Essay by Catherine Toews


The four-sided screen on which video content flickers is rarely as important as the content itself. In the intense, ingenious, and often interactive multimedia works of Montréal-based artist Christopher Flower, the tools are the artwork and the artwork is a tool in its own creation. Automation and unpredictability co-exist in this buzzing and humming world where the viewer is asked to simultaneously accept and surrender control. Everything is planned, but anything could happen. So go ahead and push all the buttons.

Box Video is an ongoing body of work that playfully melds the ordinary and the absurd. Everyday objects including soap, knives, meat, and cat toys are brought to life using an animation technique that must be blisteringly simple, but is somehow impossible to pin down. In one sequence, a banana and a brick dance around on top of a black garbage bag. Although the effect is slapstick at first, the mood quickly turns sinister as the world’s most innocent banana is beaten to a pulp. In another sequence, a group of beer bottles seemingly self-destruct in a violent blast of shattering glass.

If the forces at work in Box Video are mysterious, all is revealed with Flower’s interactive works, where the onus is placed entirely on what he refers to as the “viewer/player.” Using the components provided in Aquarium Cam (an aquarium with a camera submerged inside and a game-pad), the viewer/player is given a chance to direct the action. By pushing the buttons on the game-pad, the viewer/players can control the nearly limitless movement of the camera and monitor their progress, which is projected on a screen nearby.
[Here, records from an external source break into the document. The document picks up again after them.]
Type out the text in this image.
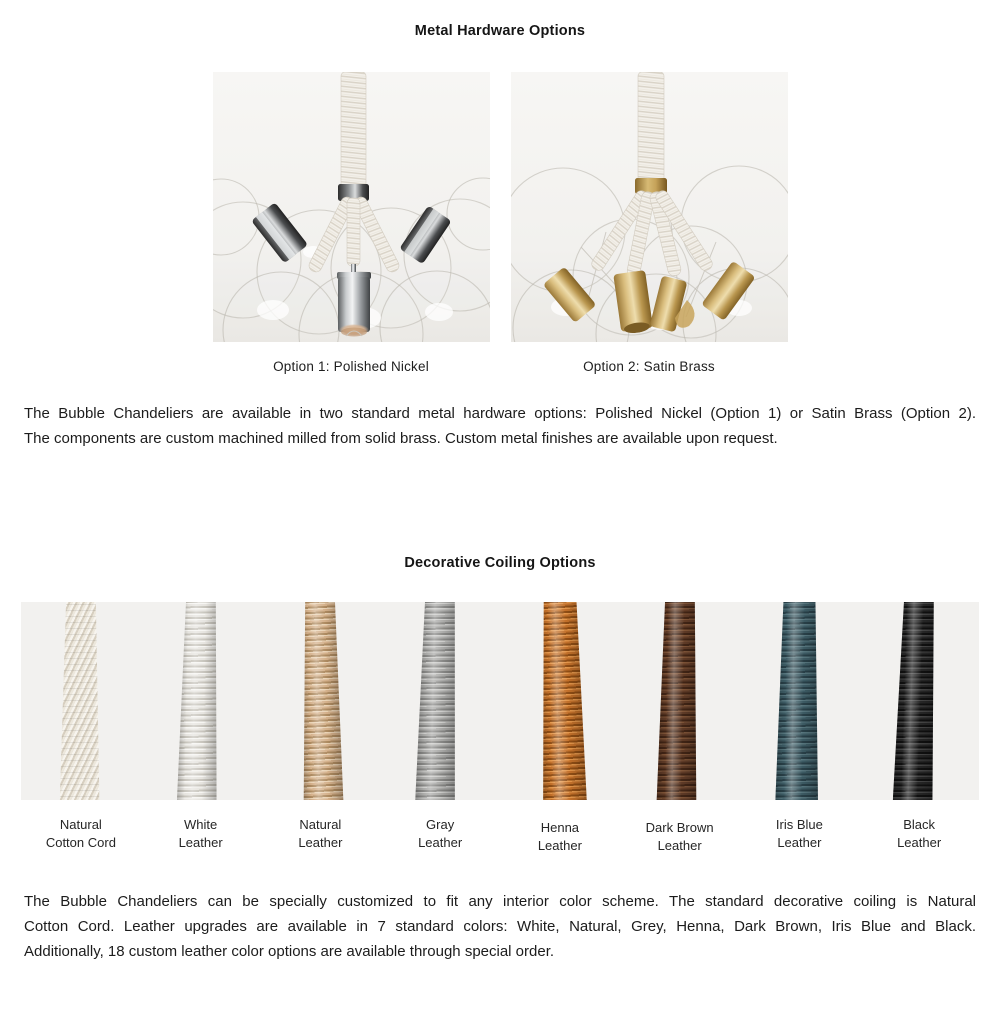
Metal Hardware Options
Option 1: Polished Nickel	Option 2: Satin Brass
The Bubble Chandeliers are available in two standard metal hardware options: Polished Nickel (Option 1) or Satin Brass (Option 2).
The components are custom machined milled from solid brass. Custom metal finishes are available upon request.
Decorative Coiling Options
Natural
Cotton Cord
White
Leather
Natural
Leather
Gray
Leather
Henna
Leather
Dark Brown
Leather
Iris Blue
Leather
Black
Leather
The Bubble Chandeliers can be specially customized to fit any interior color scheme. The standard decorative coiling is Natural
Cotton Cord. Leather upgrades are available in 7 standard colors: White, Natural, Grey, Henna, Dark Brown, Iris Blue and Black.
Additionally, 18 custom leather color options are available through special order.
Though the subject matter is more sedate than most video games, it is hard to feel truly relaxed and in control as the master and commander of a world so fluid.

This fluidity is present in even the most highly mechanized of Flower’s works. The disorienting Spinning Camera consists of a wall-mounted camera and a control grip with a button that causes the camera to rotate at a rate of 400 rpm. A wall-mounted display screen documents the information being recorded by the camera. Standing before the camera, the viewer/player is invited to capture their image and then destroy it. At the push of a button, the camera whirs, which causes the viewer/player’s onscreen image to blur to the point of incomprehension.

Flower’s unique ability to blur the edges of our perception is most beautifully represented in Spinning LCD Still Life. As in Spinning Camera, the work relies on rotation, but this time it is the screen itself that rotates, as simple static images glimmer and buzz on a spinning LCD monitor. At once dizzying and serene, Flower utilizes the comforting television glow to produce a work that echoes with familiarity. But no matter how many times we’ve stood or sat in front of a television, it has never looked quite like this before.

It is this mix of tradition and innovation that makes Flower’s work so engaging, and so entrancing. Although his work hints at influences including Ken Feingold, Nam June Paik, and Bruce Nauman, Flower explores distinctly new territory, respecting the box while thinking far outside of it.

Catherine Toews is an artist, writer and graphic designer. Born and bred on the Canadian prairies, she now calls Kingston home.